Pembicara lainnya, Bandung Sahari, Senior Vice President of Sustainability PT Astra Agro Lestari mengatakan, tata kelola bisnis berkelanjutan di perkebunan sawit dilakukan dengan harus mendengarkan masukan dari para pihak pemangku kepentingan serta dengan sistem sertifikasi perkebunan kelapa sawit berkelanjutan Indonesia (ISPO).

“Komitmen yang diterapkan dalam produksi berkelanjutan yaitu kami memiliki dasar komitmen berkelanjutan yang diumumkan sejak 2015. Masalahnya setiap sertifikasi ada indikator yang berbeda antara sertifikasi satu dengan yang lain. Tapi selama kami menerapkan itu, kami sangat yakin bahwa kami dapat memenuhi sertifikat itu,” ungkap Bandung.

Sementara itu, Corporate Affairs Director of Mars Indonesia, Jeffrey Haribowo menjelaskan MARS sebagai perusahaan, memastikan petani MARS memenuhi syarat sustainability.

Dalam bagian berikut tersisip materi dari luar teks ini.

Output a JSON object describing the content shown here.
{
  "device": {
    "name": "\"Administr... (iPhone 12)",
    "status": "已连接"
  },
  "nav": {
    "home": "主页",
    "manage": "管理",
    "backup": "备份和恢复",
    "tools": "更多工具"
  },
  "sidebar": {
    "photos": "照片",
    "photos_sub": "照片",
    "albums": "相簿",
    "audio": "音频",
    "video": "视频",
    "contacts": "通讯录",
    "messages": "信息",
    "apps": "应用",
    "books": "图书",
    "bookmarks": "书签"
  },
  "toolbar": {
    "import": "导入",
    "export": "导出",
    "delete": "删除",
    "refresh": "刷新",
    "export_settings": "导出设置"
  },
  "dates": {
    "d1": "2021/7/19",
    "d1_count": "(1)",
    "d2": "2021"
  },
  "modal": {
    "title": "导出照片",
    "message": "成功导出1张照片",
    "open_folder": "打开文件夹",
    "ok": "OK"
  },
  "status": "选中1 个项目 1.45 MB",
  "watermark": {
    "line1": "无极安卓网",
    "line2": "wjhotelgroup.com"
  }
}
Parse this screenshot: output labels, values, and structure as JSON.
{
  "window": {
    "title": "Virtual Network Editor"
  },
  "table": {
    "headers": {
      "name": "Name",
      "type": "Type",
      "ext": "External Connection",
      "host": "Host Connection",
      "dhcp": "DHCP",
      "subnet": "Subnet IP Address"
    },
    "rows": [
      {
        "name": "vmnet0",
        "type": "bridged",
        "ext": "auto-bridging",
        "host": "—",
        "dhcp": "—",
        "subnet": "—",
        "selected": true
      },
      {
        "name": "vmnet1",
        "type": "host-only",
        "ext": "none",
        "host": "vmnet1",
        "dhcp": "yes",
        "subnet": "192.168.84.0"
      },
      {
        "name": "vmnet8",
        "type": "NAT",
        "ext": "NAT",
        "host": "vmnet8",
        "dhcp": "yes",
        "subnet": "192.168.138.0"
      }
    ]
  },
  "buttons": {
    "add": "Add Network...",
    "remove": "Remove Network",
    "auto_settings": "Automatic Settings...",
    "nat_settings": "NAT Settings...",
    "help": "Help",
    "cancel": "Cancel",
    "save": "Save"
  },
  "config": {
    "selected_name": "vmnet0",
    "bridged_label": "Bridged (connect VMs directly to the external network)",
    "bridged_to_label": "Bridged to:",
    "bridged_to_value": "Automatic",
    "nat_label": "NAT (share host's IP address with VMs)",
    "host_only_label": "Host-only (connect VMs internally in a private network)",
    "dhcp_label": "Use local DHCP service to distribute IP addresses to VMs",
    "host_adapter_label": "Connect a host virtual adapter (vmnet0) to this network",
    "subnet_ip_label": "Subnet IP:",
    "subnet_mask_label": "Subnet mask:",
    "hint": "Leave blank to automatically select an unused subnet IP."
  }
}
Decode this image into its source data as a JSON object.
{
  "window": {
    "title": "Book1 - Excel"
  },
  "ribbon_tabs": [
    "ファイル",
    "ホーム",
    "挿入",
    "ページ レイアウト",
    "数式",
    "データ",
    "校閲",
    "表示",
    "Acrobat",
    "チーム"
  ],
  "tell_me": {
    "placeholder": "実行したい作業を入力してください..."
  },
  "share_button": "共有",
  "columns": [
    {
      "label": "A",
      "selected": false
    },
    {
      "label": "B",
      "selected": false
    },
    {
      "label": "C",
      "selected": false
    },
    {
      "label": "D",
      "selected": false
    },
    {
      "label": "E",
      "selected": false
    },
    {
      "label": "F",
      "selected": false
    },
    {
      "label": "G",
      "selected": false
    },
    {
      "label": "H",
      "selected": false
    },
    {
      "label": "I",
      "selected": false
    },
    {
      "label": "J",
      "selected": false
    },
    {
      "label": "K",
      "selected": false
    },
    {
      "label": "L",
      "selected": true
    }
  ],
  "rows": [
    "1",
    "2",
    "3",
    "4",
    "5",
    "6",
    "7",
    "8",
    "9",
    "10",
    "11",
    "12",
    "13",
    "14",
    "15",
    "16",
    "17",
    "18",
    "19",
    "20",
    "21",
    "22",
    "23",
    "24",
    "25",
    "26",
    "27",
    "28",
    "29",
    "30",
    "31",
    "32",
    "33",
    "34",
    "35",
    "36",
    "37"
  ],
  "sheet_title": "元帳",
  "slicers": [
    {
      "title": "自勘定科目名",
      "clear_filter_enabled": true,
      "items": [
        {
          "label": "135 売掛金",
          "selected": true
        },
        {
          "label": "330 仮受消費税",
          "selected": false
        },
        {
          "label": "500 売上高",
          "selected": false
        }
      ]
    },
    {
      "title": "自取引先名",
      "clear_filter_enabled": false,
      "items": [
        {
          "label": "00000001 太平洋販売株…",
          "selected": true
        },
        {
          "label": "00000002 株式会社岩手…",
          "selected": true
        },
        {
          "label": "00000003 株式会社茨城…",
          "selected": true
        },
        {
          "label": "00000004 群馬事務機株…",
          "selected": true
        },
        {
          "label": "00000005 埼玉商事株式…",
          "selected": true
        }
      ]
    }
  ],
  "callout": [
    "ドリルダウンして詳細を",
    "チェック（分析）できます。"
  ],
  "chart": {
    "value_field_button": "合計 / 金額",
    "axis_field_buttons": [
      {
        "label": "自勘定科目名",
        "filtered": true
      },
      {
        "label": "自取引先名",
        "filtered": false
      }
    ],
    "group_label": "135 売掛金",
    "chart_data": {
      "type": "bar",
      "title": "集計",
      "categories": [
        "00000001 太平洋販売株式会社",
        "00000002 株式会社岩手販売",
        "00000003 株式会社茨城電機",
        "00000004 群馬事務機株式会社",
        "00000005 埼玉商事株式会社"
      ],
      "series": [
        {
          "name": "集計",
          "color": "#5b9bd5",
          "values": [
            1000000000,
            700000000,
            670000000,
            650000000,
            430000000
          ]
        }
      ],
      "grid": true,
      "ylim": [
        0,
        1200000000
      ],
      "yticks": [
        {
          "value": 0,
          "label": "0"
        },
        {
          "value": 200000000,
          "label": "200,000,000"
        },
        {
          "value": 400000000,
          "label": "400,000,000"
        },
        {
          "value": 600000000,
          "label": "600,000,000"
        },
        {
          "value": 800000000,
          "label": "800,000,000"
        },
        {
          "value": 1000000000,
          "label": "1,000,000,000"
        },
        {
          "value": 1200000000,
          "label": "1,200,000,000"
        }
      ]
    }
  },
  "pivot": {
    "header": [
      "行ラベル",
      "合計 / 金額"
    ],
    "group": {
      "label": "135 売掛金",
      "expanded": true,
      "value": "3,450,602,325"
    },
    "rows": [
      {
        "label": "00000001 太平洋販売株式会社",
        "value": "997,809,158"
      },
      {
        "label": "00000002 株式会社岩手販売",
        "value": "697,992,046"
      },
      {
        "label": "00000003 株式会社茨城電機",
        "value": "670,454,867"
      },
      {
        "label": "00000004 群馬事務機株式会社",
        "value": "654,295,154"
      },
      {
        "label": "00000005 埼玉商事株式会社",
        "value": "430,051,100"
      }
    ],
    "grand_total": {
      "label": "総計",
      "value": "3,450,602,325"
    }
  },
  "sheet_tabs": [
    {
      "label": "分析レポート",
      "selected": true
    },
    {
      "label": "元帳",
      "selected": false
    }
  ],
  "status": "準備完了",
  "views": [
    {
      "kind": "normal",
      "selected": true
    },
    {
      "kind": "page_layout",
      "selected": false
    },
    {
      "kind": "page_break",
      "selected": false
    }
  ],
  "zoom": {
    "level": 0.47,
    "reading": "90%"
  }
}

“Karena jika memenuhi standar sertifikasi tertentu, akan memberi nilai tawar tingi bagi mereka. Misalkan transparansi dari mana sumber kakao diperoleh. Materi ini akan menjadi salah satu materi yang diaudit oleh lembaga sertifikasi independen,” tutur Jeffrey.

Jeffrey menambahkan, peran MARS sebagai industri adalah memastikan petani paham mengenai sustainability (keberlanjutan) seutuhnya dan bukan hanya sebagai jargon.

“Bisa membantu mereka (petani) di masa mendatang untuk terus bertahan,” ungkapnya.